I’ve had the pleasure and the honor of living in Japan on three separate occasions: Twice in high school for summer-vacation homestays in Hiroshima, and once in college for my junior year in an apartment in Kyoto. I kept extensive journals of my time over there, and I sent the majority of the content of those journals home to family and friends in the form of weekly e-mails. Most of what I wrote was less than riveting, but there are a few stories that stand out in my mind as worth telling again. Some of them, like the following story, have never been written down before. This is the Mole Story.

First, a personal revelation: I have a fair number of moles on my chest and back. Nothing absurd (Kramer: “I’ve seen moles so big they have their own moles. Freckles that cover two men.”), but a decent number.

Second, a clarification: This story doesn’t happen in Japan. You’ll figure that out pretty quick. But it could not have happened without the involvement of a Japanese person.

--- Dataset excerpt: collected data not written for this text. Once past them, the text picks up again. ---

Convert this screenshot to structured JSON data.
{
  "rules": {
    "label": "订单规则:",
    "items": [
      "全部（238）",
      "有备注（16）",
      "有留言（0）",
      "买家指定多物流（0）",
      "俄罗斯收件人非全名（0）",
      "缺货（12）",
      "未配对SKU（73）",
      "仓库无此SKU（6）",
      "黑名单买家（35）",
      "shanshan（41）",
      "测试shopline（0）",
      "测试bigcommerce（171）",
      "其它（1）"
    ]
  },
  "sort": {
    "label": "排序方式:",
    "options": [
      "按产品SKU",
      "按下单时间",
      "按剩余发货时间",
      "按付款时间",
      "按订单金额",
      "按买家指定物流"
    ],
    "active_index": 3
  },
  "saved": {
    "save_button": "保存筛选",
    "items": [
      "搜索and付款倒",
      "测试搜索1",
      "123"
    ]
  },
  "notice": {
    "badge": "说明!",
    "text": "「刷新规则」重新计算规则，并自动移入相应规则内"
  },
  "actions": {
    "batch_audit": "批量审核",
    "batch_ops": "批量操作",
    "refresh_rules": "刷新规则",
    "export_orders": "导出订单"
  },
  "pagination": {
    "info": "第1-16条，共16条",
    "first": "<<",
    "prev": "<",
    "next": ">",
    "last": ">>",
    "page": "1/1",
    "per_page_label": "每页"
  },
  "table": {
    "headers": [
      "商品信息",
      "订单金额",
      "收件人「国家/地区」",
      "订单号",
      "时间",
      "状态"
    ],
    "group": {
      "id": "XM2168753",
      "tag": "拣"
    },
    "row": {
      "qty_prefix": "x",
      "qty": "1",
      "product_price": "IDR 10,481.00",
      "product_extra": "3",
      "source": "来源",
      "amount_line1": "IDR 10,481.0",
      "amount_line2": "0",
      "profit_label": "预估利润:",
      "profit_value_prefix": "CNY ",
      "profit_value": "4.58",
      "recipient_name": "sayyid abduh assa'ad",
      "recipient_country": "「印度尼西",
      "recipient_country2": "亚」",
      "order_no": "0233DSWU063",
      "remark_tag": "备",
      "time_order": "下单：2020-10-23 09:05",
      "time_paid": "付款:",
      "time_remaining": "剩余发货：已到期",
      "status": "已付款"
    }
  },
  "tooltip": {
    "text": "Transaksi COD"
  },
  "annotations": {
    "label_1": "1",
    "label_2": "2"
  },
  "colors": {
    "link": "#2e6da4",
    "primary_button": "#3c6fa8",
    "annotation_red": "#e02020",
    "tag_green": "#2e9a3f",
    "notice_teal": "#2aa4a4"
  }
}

‘Twas the winter of 2004, and I had escaped an icy St. Louis winter for the glistening summer bays of Sydney, Australia. My best friend Trevor was working over there for a few months, so I stayed with him and a number of other characters in a large apartment. My roommate for the week was a Japanese woman named Aimi.

Loyal readers know that I have a weakness for Japanese women. Aimi was no exception. She was pretty cute, and she spoke some English, which was a plus, because my Japanese had greatly faded by that point. We slept in separate beds, of course, but there were some harmless flirtations. The point is that I generally wanted to impress her.

I had been working out at the gym that year and was thus pleased with my sleek, dolphin-like physique (yeah, I have no idea what that means). So one day that week, I came out of the shower in only a towel, hoping to simultaneously push the edge of Aimi’s conservative Japanese comfort zone and perhaps make her a bit peckish.

Needless to say, this backfired.

That’s not to say that Aimi wasn’t cool with having a half-naked American in her room. That didn’t seem to deter her from whatever she was doing. But as I turned my back to her to slip on some boxers under my towel, I heard her say, “What are those?”

I looked over my shoulder. “What are what?”

She pointed at my back. “Those things.”

I laughed, realizing she was talking about freckle’s ugly cousins. “These?” I said, flexing my shoulder blades. “They’re moles.”

“Moles?” She looked baffled. “Like—rararararaa?” She had cavorted her face into a snarl and was making digging motions with her hands.

It took me a second to get it. “No, not the animal. Moles. Like,” I pointed to my back, honestly bewildered. I had no way of explaining moles in simple English or Japanese. Did she really think I had little rodents attached to my back?!

“Like, they’re just skin!” I exclaimed.

She smiled and nodded. “Ah, I see. Skin. Moles.”

I rolled my eyes. Unbelievable. I’ve never had anyone make that mistake. Are there no moles in Japan?

Needless to say, a number of soil-pushing rodents ruined my bid for impressing Aimi and embarrassed me along the way. Moles 1, Jamey 0.